Now, you can create a new file on the Desktop folder of Raspberry Pi with the format filename.py, and paste the codes below. The codes are generated using ChatGPT, checked by referring to tutorials, and validated by testing.

import cv2
import mediapipe as mp
import pyautogui
from picamera2 import Picamera2
import time

# Initialize Mediapipe hands and drawing utilities
mp_drawing = mp.solutions.drawing_utils
mp_hands = mp.solutions.hands

# Initialize Picamera2
picam2 = Picamera2()
config = picam2.create_preview_configuration(main={"size": (640, 480)})
picam2.configure(config)
picam2.start()

# Allow the camera to warm up
time.sleep(2)

# Function to detect finger positions
tipIds = [4, 8, 12, 16, 20]
state = None

def fingerPosition(image, handNo=0):
    lmList = []
    if results.multi_hand_landmarks:
        myHand = results.multi_hand_landmarks[handNo]
        for id, lm in enumerate(myHand.landmark):
            h, w, c = image.shape
            cx, cy = int(lm.x * w), int(lm.y * h)
            lmList.append([id, cx, cy])
    return lmList

# Initialize Mediapipe Hands model
with mp_hands.Hands(
        min_detection_confidence=0.8,
        min_tracking_confidence=0.5) as hands:
    
    while True:
        # Capture frame from the Picamera2
        frame = picam2.capture_array()
        
        # Flip the image horizontally for a later selfie-view display
        image = cv2.flip(frame, 1)
        
        # Convert the BGR image to RGB for Mediapipe processing
        image_rgb = cv2.cvtColor(image, cv2.COLOR_BGR2RGB)
        results = hands.process(image_rgb)
        
        # If hand landmarks are detected
        if results.multi_hand_landmarks:
            for hand_landmarks in results.multi_hand_landmarks:
                mp_drawing.draw_landmarks(image, hand_landmarks, mp_hands.HAND_CONNECTIONS)
            
            lmList = fingerPosition(image)
            
            if len(lmList) != 0:
                fingers = []
                for id in range(1, 5):
                    if lmList[tipIds[id]][2] < lmList[tipIds[id] - 2][2]:
                        fingers.append(1)
                    else:
                        fingers.append(0)

                totalFingers = fingers.count(1)
                print(f"Fingers detected: {totalFingers}")
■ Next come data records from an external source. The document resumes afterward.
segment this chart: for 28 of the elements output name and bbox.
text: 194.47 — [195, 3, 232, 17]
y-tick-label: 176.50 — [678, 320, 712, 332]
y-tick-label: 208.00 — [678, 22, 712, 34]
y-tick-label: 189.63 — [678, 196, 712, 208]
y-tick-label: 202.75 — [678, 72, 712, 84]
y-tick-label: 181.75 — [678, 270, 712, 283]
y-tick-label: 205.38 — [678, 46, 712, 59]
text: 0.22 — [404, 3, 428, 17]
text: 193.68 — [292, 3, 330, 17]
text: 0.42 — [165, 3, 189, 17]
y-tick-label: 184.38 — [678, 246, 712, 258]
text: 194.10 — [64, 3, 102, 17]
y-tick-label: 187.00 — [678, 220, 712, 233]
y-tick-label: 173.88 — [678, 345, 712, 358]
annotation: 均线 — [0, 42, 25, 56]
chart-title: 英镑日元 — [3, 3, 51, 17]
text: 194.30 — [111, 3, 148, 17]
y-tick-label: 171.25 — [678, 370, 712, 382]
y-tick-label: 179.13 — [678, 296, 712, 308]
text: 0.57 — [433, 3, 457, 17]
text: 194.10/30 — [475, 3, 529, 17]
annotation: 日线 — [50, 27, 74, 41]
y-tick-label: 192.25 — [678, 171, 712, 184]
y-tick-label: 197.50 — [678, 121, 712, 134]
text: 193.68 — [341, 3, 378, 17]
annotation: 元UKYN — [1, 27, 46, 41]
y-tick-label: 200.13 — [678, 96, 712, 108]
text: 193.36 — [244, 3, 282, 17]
                if totalFingers == 1:
                    if lmList[8][1] < 300:
                        pyautogui.press('left')
                        print("PreSlide")
                    elif lmList[8][1] > 400:
                        pyautogui.press('Right')
                        print("NextSlide")

        # Display the image
        cv2.imshow("Gesture Detection", image)

        # Break if 'q' is pressed
        if cv2.waitKey(1) & 0xFF == ord('q'):
            break

# Cleanup
cv2.destroyAllWindows()
picam2.close()

You can test the codes by opening the terminal and paste the following codes.

cd Desktop/
python3 filename.py

Figure 6-1. Testing the gesture recognition program.

5 Features Demonstration

Voilà! Now you are all set. Keep the python file running and open the test slides. Enter the presentation mode and make sure the slides window is focused. With you index finger pointing up, you can switch to the next page by moving your hand to the right or switch to the previous page by moving your hand to the left.

Figure 7. Switching slide pages by hand gestures.

Moving forward, I plan to add more gesture commands such as exit presentation and return to home page.